Geoff Lawton – Expertise
As a discipline that tries to create sustainable systems, permaculture is wonderfully diverse. You don’t just develop expertise as a gardener or as a farmer, but you also work with ideas from water, waste, from energy systems and architecture. You engage in the spectrum of human knowledge, and this is intensely rewarding. It is how we come to develop holistic systems that are sustainable.
This diversity can also be daunting. How can any one person possibly understand all there is to know in all of the fields of knowledge that are relevant? And is this not essential if one is to be a good designer? To be a true systems integrator must surely require an intimate knowledge of all of the parts.
Well, in a word, no. In this video, Geoff talks about how Bill Mollison would approach the problem of expertise. That a good permaculture designer doesn’t need to have the depth of expertise of a botanist or an architect. You don’t need to be able to drive a bulldozer or build a house or even put up a fence. They are all important to permaculture, but are fields of expertise that are rightly left to experts.
What a permaculture designer needs to do, however, is understand the essence of each discipline. What Bill would refer to as the undeniable truth at the core of a subject which makes it work. So you don’t need to be able to build a dam, but you do need to understand the principles that go into earthworks. You don’t need to understand all of the aspects of designing and building a house, but you do need to understand the core principles of architecture. You don’t need to understand all of the detail of plant biology, but you do need to understand the principles underpinning botany
For the key role of a permaculture designer is to connect disciplines together. Permaculture is one of the great integrators of knowledge. The stuff that permaculture designs with is the relationships, the connections between each of the specialised disciplines. It about understanding what a discipline is, at core, and then knowing how to join that truth with the truth from another discipline.
You don’t need to know the specifics of hydraulics to understand how to incorporate water into your design. You may well need somebody with specific expertise to get the details right, but the designer’s role is to understand the generalities. The expert gets the details right. The designer makes sure the expert is working on the right details.
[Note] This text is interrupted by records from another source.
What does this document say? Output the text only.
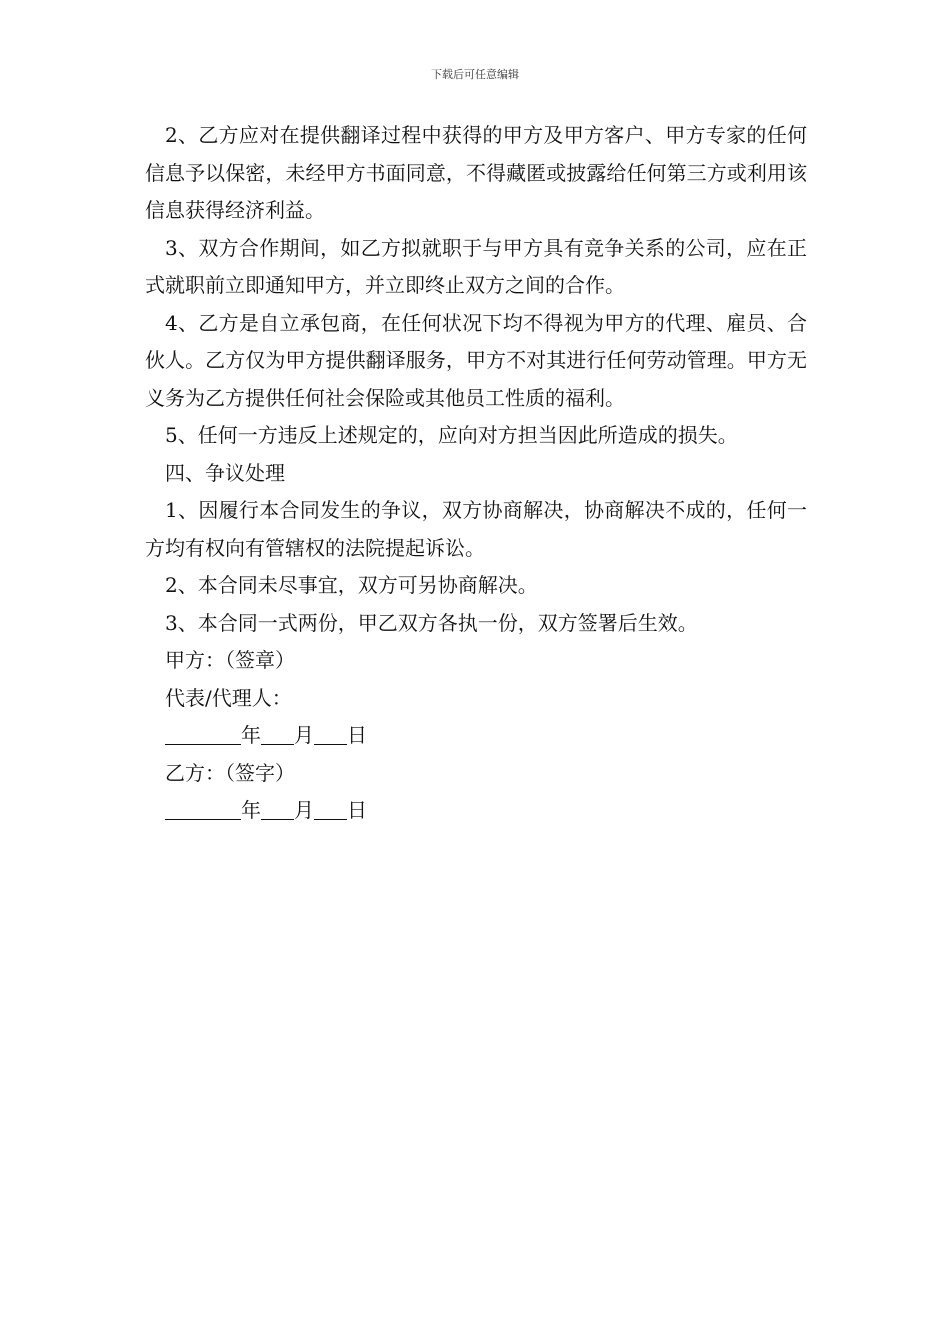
下载后可任意编辑

2、乙方应对在提供翻译过程中获得的甲方及甲方客户、甲方专家的任何信息予以保密，未经甲方书面同意，不得藏匿或披露给任何第三方或利用该信息获得经济利益。

3、双方合作期间，如乙方拟就职于与甲方具有竞争关系的公司，应在正式就职前立即通知甲方，并立即终止双方之间的合作。

4、乙方是自立承包商，在任何状况下均不得视为甲方的代理、雇员、合伙人。乙方仅为甲方提供翻译服务，甲方不对其进行任何劳动管理。甲方无义务为乙方提供任何社会保险或其他员工性质的福利。

5、任何一方违反上述规定的，应向对方担当因此所造成的损失。

四、争议处理

1、因履行本合同发生的争议，双方协商解决，协商解决不成的，任何一方均有权向有管辖权的法院提起诉讼。

2、本合同未尽事宜，双方可另协商解决。

3、本合同一式两份，甲乙双方各执一份，双方签署后生效。

甲方：（签章）

代表/代理人：

年 月 日

乙方：（签字）

年 月 日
Knowing this changes your thinking entirely. You don’t want to know everything there is to know about geology or energy systems. There is no time for this and you end up losing the general understanding as you hone in on the specifics. Instead, you need to learn the core insight from many disciplines, spending time forming the relationships between bodies of knowledge. It’s a matter of stepping up and back from the fine grained knowledge, and seeing how disciplines connect into each other, how insight can flow between the disciplines.
The real skill as a designer is to know how to form these connections. To make great sustainable assemblies that interlock and support each other. To form systems, to be a generalist, to create something that can be sustained in a natural world that is always and everywhere integrated. To see how every field fits in to create something that is truly sustainable. To understand the relationships between disciplines.
We design in the space where knowledge connects.